Maranello presenta la Ferrari più antiestetica della sua storia. La moda dello scalino sul muso non ha risparmiato la nuova Ferrari F2012, una macchina che è nata per riscattare le deludenti passate stagioni, attraverso un progetto lavorato ai limiti del regolamento. Nella presentazione avvenuta via web, causa le condimeteo, erano presenti sia Alonso che Massa. Al brasiliano in particolare Montezemolo ha lanciato un allarme, ricordando che il 2012 è l’ultimo anno per dimostrare qualcosa.
Esclusa per il momento la McLaren, forse le macchine ritorneranno belle nel 2014, quando la Formula 1 subirà un rivoluzione tecnica, ma per adesso ci si deve accontentare di queste monoposto che sembrano costruite con le Lego.
“Sono sicuro che questa stagione sarà una stagione rossa” ha detto il presidente Luca di Montezemolo presentando la nuova macchina al pubblico di internet.

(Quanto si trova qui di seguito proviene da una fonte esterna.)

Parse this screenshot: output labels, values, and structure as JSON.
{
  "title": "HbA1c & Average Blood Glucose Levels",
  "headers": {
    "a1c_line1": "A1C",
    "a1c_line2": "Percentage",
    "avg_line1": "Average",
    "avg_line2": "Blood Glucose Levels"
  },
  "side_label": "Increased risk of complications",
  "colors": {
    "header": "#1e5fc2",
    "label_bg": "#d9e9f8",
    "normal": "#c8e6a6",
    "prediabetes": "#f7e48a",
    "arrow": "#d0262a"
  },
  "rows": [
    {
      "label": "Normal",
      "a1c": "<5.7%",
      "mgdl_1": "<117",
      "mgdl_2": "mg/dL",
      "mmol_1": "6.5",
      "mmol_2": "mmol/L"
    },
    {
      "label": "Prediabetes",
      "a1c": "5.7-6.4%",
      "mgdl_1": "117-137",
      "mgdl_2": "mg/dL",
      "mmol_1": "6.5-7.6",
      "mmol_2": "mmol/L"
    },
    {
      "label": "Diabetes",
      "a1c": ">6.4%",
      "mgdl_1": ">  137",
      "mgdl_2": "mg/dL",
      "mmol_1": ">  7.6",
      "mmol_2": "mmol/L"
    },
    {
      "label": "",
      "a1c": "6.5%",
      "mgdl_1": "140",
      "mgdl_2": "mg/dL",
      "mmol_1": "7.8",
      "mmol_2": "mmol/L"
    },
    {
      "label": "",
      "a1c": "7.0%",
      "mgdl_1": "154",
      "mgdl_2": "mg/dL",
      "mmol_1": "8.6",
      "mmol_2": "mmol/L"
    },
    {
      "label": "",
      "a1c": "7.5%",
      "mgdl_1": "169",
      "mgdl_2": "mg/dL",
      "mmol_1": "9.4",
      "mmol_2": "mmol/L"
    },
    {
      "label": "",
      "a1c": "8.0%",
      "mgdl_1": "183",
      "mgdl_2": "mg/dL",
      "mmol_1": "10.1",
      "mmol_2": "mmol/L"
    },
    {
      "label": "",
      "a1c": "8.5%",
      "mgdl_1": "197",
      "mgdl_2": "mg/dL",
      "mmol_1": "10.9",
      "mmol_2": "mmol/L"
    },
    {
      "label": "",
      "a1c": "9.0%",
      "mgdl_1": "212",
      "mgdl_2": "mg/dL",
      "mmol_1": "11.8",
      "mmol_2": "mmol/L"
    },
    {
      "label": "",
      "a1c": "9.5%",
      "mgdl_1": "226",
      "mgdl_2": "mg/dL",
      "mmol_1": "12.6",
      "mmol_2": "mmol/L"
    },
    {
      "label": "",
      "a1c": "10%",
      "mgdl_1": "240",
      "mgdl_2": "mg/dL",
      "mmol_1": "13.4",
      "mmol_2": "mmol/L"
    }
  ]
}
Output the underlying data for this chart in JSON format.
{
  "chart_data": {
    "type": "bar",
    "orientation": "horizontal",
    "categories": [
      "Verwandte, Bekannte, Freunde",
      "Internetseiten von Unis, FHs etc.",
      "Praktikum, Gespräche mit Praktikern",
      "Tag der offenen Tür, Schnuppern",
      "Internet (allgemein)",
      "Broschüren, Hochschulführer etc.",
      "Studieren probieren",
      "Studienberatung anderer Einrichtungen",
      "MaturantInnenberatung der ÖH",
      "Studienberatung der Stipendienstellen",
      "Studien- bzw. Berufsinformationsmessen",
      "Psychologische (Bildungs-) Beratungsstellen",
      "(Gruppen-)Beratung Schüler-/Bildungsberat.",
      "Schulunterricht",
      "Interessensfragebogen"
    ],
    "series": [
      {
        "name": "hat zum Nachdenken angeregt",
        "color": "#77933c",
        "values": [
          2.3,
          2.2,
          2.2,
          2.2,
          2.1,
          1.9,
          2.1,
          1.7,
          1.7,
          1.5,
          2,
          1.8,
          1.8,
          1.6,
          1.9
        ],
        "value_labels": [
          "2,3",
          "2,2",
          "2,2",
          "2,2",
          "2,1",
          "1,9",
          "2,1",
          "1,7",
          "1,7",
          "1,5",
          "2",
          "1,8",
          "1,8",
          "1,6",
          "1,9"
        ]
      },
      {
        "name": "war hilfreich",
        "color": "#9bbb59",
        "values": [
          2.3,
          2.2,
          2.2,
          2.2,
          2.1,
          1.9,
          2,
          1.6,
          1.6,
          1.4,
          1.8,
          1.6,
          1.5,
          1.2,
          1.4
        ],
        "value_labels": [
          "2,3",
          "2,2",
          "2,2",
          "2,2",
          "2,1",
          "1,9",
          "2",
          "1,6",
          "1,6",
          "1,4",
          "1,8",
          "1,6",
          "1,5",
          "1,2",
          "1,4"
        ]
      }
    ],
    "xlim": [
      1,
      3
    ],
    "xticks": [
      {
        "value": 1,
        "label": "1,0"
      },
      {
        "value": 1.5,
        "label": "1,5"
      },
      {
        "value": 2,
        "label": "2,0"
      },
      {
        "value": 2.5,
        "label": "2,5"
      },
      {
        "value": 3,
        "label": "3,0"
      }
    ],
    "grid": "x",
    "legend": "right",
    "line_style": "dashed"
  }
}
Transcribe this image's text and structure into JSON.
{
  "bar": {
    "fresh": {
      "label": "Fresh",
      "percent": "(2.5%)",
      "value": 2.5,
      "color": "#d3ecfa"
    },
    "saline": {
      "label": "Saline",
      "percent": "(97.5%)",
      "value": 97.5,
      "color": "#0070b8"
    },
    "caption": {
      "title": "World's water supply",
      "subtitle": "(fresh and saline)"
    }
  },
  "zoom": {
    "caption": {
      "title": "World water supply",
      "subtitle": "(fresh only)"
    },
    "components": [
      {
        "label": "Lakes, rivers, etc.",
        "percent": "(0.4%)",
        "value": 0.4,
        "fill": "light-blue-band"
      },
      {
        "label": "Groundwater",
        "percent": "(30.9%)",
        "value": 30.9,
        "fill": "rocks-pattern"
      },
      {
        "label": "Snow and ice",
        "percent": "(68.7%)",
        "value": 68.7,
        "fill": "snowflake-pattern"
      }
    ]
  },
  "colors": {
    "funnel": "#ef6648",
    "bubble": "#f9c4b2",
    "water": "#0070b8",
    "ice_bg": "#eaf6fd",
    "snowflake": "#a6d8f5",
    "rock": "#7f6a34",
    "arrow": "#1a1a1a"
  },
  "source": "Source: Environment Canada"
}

Il presidente aveva già anticipato la particolare forma della nuova Ferrari, ma se la macchina sarà veloce la forma prenderà un ruolo secondario. Da un punto di vista tecnico essa sembra attualmente la più aggressiva, almeno nella parte posteriore, infatti il naso è molto affilato e proprio nella fine si appiattisce drasticamente. La parte posteriore è molto stretta, sinonimo del fatto che gli ingegneri hanno cercato di riacquistare la deportanza perduta.
Questa Ferrari è stata progettata sotto la guida del nuovo direttore tecnico Pat Fry. Stefano Domenicali ha spiegato che il modus operandi è cambiato nella squadra, quindi addio al vecchio approccio conservativo per dare via ad un atteggiamento più aggressivo, al limite del regolamento tecnico.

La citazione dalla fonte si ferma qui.